Cette recension a été publiée dans le numéro d’été de Politique étrangère (n°2/2017). Emma-Louise Blondes propose une analyse de l’ouvrage de Vincent Nouzille, Erreurs fatales. Comment nos présidents ont failli face au terrorisme (Fayard, 2017, 384 pages).

Erreurs fatales

Cet ouvrage s’attache aux faiblesses de la lutte antiterroriste française depuis les années 1980. Le journaliste Vincent Nouzille se concentre sur le terrorisme puisant son origine dans les espaces musulmans, à l’origine des principales campagnes d’attentats perpétrées sur le sol français depuis 35 ans (1982-1986, 1995 et depuis 2015). L’auteur cherche à démontrer comment, par aveuglement, naïveté ou passivité, François Mitterrand, Jacques Chirac, Nicolas Sarkozy et François Hollande ont commis des erreurs qui contribuent à expliquer le climat d’insécurité qui règne actuellement en France. L’ouvrage dénonce l’absence de pilotage de la lutte antiterroriste, les failles du renseignement, le manque de coordination entre les services, les déficiences du volet police-justice, les faux-pas diplomatiques, ainsi que l’indifférence des gouvernements à l’égard de la menace.

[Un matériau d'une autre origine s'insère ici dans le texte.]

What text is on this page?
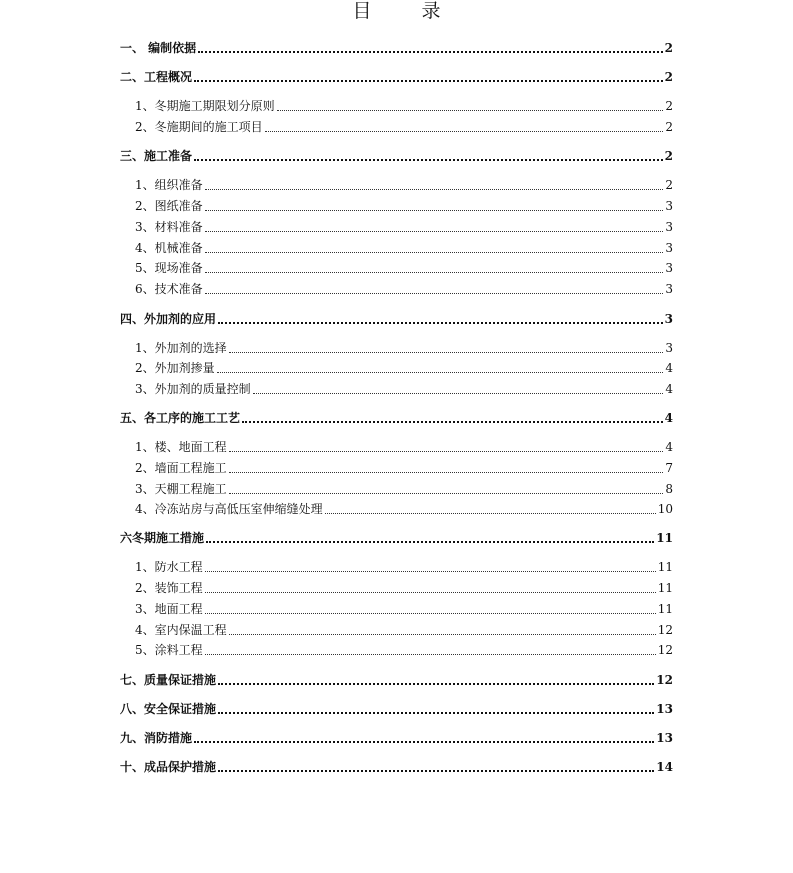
目 录
一、 编制依据	2
二、工程概况	2
1、冬期施工期限划分原则	2
2、冬施期间的施工项目	2
三、施工准备	2
1、组织准备	2
2、图纸准备	3
3、材料准备	3
4、机械准备	3
5、现场准备	3
6、技术准备	3
四、外加剂的应用	3
1、外加剂的选择	3
2、外加剂掺量	4
3、外加剂的质量控制	4
五、各工序的施工工艺	4
1、楼、地面工程	4
2、墙面工程施工	7
3、天棚工程施工	8
4、冷冻站房与高低压室伸缩缝处理	10
六冬期施工措施	11
1、防水工程	11
2、装饰工程	11
3、地面工程	11
4、室内保温工程	12
5、涂料工程	12
七、质量保证措施	12
八、安全保证措施	13
九、消防措施	13
十、成品保护措施	14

Vincent Nouzille déplore que, depuis plus de trois décennies, les services dédiés à la lutte antiterroriste manquent d’objectifs communs et de coordination. D’un côté, les services de renseignement voient leurs agences se multiplier plutôt que se réformer, ce qui limite le partage d’informations et favorise la compétition. De l’autre, le manque de directives communes laisse la justice, la police, les services de renseignement, l’armée et les diplomates opérer de manières indépendantes, et souvent contradictoires. La France mènerait en conséquence une politique antiterroriste ambiguë, qui décrédibiliserait à la fois ses institutions et sa position face à aux organisations terroristes. Erreurs fatales tend à démontrer que le pouvoir exécutif, pourtant conscient des failles du système, n’a jamais instauré une structure cohérente, susceptible de prévenir de futurs attentats.

L’auteur reproche aux chefs de l’État successifs d’avoir engorgé la machine judiciaire par l’accumulation de mesures répressives au lendemain des vagues d’attentats, sans jamais anticiper les évolutions possibles de la menace. De plus, les instances judiciaires ont été isolées du processus de lutte antiterroriste par la réduction de leurs moyens et effectifs, ainsi que par la conduite d’une politique étrangère clandestine. L’auteur souligne le manque de contrôle judiciaire sur certaines mesures de sécurité, telles que les pratiques de surveillance ou les éliminations ciblées.

Enfin, Vincent Nouzille dénonce le déni et l’indifférence de l’exécutif face à la menace terroriste. Nos présidents auraient volontairement ignoré des rapports qui auraient permis d’anticiper les attentats. Il insiste surtout sur l’ignorance de la montée d’un djihadisme « made in France », qui aurait pu être limitée par des mesures de prévention de la radicalisation.

Erreurs fatales montre comment chaque président a privilégié la réaction sur la prévention, en répondant aux attentats par un durcissement de l’arsenal répressif sans que les mesures adoptées aient d’effet dissuasif. Vincent Nouzille peine pourtant à convaincre totalement. Son livre présente un dossier à charge, éclairant une accumu­lation d’erreurs constituant un enchaînement logique conduisant à la dégradation de la situation sécuritaire actuelle. Il omet de prendre en compte la complexité des facteurs de radicalisation, le caractère largement imprévisible des chocs géopolitiques qui ont touché le Moyen-Orient, et la nature évolutive du terrorisme.